In een interview op Canvas stelde Dirk De Wachter dat een van de
grootste problemen waar onze samenleving mee kampt de illusie is
van maakbaarheid: de idee dat we voor de volle honderd procent zelf
verantwoordelijk zijn voor ons geluk. "Die al te optimistische
ingesteldheid heeft natuurlijk ook een zware keerzijde", zegt
hij. "Wanneer we niet slagen in het leven, dan is ook dat volledig
onze eigen schuld. Dan worden we door de intolerante samenleving
aan de kant geschoven en bestempeld als losers, of erger nog als
te kwetsbare mensen of psychiatrische patiënten." In deze
benadering wordt de verantwoordelijkheid van de mens voor zijn eigen
lot te veel afgeschoven op het individu, waardoor nog weinig begrip
kan opgebracht worden voor mensen die uit de boot vallen of die
gewoon het slachtoffer zijn van het lot. Denken we maar aan de miljoenen
Syrische vluchtelingen en de manier waarop bijna met fierheid wordt
aangekondigd dat België er maar 225 zal toelaten op ons grondgebied
volgend jaar. Alsof wij daar dan beter zullen van worden. Of aan
de problematiek van langdurig werklozen die heel moeilijk zonder
gepaste ondersteuning en begeleiding nog op dreef kunnen komen.

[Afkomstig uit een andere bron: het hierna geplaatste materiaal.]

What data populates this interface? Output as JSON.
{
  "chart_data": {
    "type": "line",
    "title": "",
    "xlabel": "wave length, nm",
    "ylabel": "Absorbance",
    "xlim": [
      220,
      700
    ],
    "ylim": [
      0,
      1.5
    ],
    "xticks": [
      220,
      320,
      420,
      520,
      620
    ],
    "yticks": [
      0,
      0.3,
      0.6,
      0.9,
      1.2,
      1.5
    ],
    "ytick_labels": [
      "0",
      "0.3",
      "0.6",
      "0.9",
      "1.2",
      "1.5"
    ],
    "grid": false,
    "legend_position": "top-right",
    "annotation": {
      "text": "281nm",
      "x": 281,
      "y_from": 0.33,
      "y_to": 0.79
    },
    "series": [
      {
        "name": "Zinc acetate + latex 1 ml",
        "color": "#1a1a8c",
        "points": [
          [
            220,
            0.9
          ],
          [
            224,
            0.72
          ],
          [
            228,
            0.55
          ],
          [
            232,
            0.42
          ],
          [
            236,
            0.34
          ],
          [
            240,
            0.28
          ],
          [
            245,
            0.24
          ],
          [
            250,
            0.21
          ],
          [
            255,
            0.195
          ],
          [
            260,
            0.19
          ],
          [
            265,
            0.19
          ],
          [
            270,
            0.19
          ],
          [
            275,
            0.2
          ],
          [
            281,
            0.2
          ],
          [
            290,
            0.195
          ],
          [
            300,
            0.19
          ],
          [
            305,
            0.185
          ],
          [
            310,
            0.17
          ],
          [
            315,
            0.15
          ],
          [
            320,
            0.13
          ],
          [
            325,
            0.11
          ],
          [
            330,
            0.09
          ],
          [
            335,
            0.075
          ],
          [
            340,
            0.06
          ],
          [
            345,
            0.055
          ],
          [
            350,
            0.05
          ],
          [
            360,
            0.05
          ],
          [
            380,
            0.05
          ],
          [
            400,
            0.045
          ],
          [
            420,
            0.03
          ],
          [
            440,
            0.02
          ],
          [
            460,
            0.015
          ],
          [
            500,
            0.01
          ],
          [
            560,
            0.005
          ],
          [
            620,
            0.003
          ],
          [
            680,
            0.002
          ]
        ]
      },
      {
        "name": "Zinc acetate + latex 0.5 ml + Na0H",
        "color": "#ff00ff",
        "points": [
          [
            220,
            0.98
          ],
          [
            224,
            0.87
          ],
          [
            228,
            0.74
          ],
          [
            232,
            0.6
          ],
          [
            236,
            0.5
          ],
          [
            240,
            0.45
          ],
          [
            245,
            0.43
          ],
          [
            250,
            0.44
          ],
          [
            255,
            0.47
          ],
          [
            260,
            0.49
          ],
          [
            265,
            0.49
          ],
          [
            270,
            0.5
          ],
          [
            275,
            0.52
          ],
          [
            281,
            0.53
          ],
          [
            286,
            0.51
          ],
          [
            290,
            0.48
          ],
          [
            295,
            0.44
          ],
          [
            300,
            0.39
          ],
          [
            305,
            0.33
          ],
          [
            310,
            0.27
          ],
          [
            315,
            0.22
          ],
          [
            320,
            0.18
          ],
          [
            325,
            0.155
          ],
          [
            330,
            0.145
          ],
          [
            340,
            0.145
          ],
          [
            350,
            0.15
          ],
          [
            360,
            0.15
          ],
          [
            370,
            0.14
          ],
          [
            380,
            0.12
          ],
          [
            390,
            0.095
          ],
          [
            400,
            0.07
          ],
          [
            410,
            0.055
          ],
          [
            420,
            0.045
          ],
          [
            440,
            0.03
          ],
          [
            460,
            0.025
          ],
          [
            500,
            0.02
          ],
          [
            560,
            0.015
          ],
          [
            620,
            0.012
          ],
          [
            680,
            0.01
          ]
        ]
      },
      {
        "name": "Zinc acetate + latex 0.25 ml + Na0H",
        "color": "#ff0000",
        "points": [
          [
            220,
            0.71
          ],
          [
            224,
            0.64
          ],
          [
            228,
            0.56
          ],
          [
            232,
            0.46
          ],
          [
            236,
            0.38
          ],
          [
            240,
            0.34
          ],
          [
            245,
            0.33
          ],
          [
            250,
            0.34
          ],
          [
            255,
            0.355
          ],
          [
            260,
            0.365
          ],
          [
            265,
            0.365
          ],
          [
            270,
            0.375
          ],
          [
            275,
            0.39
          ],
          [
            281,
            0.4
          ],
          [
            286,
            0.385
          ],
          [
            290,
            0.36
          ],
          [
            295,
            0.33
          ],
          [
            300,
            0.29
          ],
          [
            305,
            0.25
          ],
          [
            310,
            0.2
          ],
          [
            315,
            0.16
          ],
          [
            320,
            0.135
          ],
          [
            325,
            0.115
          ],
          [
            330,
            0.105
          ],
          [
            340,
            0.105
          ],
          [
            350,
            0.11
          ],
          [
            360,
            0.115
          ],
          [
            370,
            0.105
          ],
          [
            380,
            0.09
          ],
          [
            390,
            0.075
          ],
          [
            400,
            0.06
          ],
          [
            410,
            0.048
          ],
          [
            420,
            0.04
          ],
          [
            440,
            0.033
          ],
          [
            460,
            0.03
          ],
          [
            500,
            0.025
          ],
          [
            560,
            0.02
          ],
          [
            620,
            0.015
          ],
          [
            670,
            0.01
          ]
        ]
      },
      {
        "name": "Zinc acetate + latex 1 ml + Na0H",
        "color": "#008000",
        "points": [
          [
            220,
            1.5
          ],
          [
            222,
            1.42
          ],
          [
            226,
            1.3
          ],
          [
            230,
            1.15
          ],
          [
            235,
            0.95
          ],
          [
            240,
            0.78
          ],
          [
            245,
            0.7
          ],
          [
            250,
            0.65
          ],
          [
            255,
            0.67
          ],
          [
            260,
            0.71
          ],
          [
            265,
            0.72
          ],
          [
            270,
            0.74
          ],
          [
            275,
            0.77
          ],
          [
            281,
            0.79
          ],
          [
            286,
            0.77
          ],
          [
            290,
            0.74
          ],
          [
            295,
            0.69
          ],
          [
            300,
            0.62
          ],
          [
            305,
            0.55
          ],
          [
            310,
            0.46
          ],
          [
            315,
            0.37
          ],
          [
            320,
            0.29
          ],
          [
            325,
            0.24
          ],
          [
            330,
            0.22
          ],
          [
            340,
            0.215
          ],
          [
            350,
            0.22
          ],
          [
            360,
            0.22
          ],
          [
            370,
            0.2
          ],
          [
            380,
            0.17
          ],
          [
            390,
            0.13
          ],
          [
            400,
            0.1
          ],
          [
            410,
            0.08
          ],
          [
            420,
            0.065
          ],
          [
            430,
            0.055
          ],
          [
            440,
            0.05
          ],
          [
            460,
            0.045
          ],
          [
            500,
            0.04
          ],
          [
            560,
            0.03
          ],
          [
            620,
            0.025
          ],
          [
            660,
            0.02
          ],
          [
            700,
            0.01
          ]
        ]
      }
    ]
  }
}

Het accent kan anderzijds ook te sterk gelegd worden op de speling
van het lot waardoor de mensen te veel als slachtoffer worden behandeld
en onvoldoende worden aangesproken op hun eigen kracht. Eigenlijk
kunnen we dit spanningsveld overstijgen vanuit een gelovig perspectief:
door mens onder de mensen te worden heeft God ons via Jezus het
voorbeeld gegeven. Jezus bevestigde iedereen, ook de grootste zondaars,
in hun waardigheid en sprak ze aan op hun verantwoordelijkheid,
maar tegelijkertijd toonde Hij het grootste begrip voor hun menselijke
beperktheid en leefde Hij sterk mee met wie het moeilijk had.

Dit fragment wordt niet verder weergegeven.